(Adds additional Gundlach comments)
By Sam Forgione
NEW YORK, May 4 (Reuters) - Jeffrey Gundlach, chief executive of investment firm DoubleLine Capital, said on Monday he recommended that investors buy Puerto Rican municipal bonds partly for their yield, despite their risk.
“Puerto Rican muni bonds are my recommendation for a risky thing to buy because they have priced in a lot of problems,” Gundlach said at the annual Sohn Investment Conference in New York City.
Gundlach, an influential bond investor, said investors could earn a tax-free yield of about 11 percent on Puerto Rican municipal bonds that mature in 2035, and noted that the governor of Puerto Rico was committed to repaying the debt in full and on time. He said he had started to buy the bonds.
Since Puerto Rico pension obligation bonds are owned largely by Puerto Rican citizens, he said, there was motivation against default that would “wipe out the savings pool.” He said he had bought such bonds maturing in 2039.

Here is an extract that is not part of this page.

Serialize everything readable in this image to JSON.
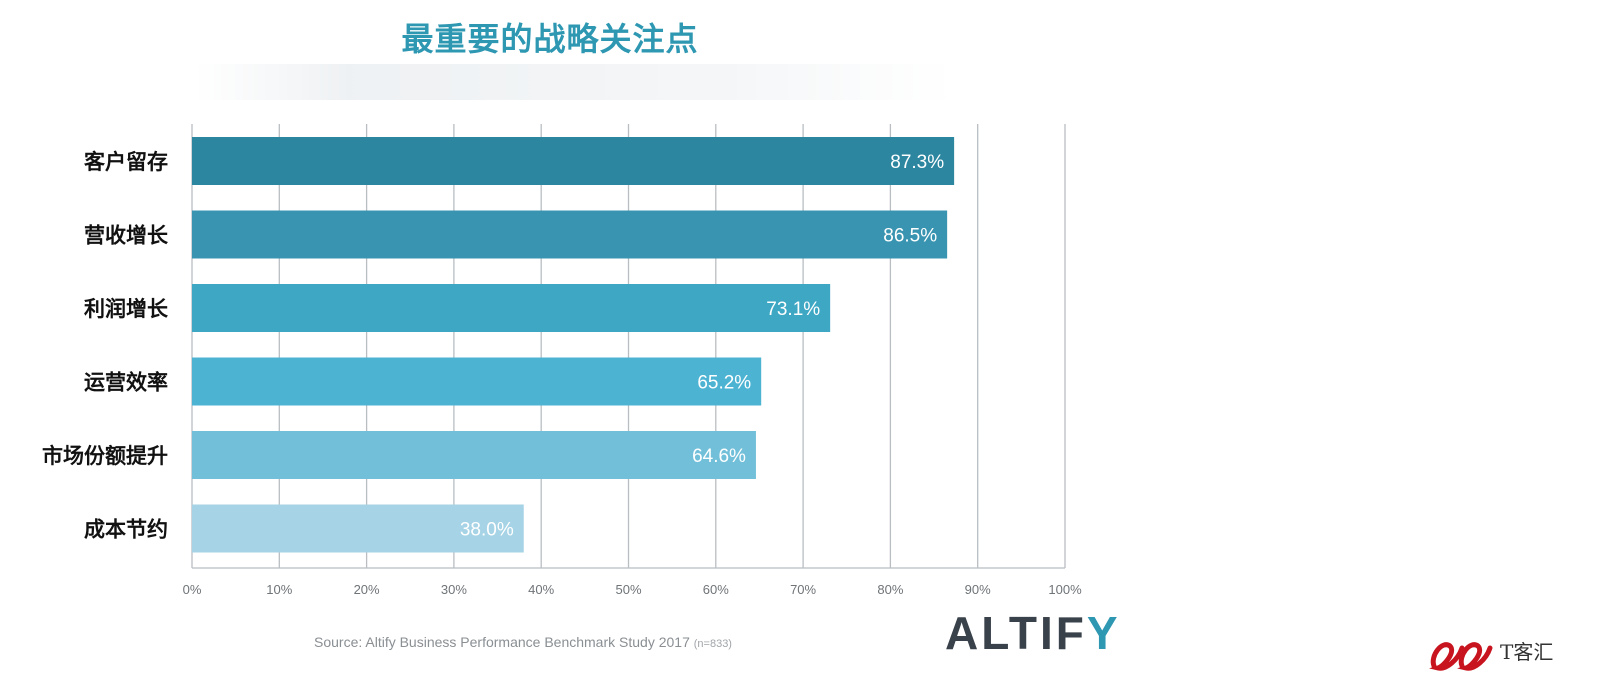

Puerto Rico’s benchmark general obligation bonds briefly traded higher, at 80.46 from an open of 78. They later fell back to 78.88.
Gundlach also said he believed rates had bottomed and warned that high-yield bonds do not perform as well as U.S. Treasuries when the Federal Reserve increases interest rates. He said, however, that he was not worried about high-yield bonds in the near-term.
“There are a couple years of runway perhaps, but you don’t want to bet heavily on high-yield bonds if the Fed’s going to start raising interest rates,” he said.
The Los Angeles-based DoubleLine had $73 billion in assets under management as of March 31, 2015.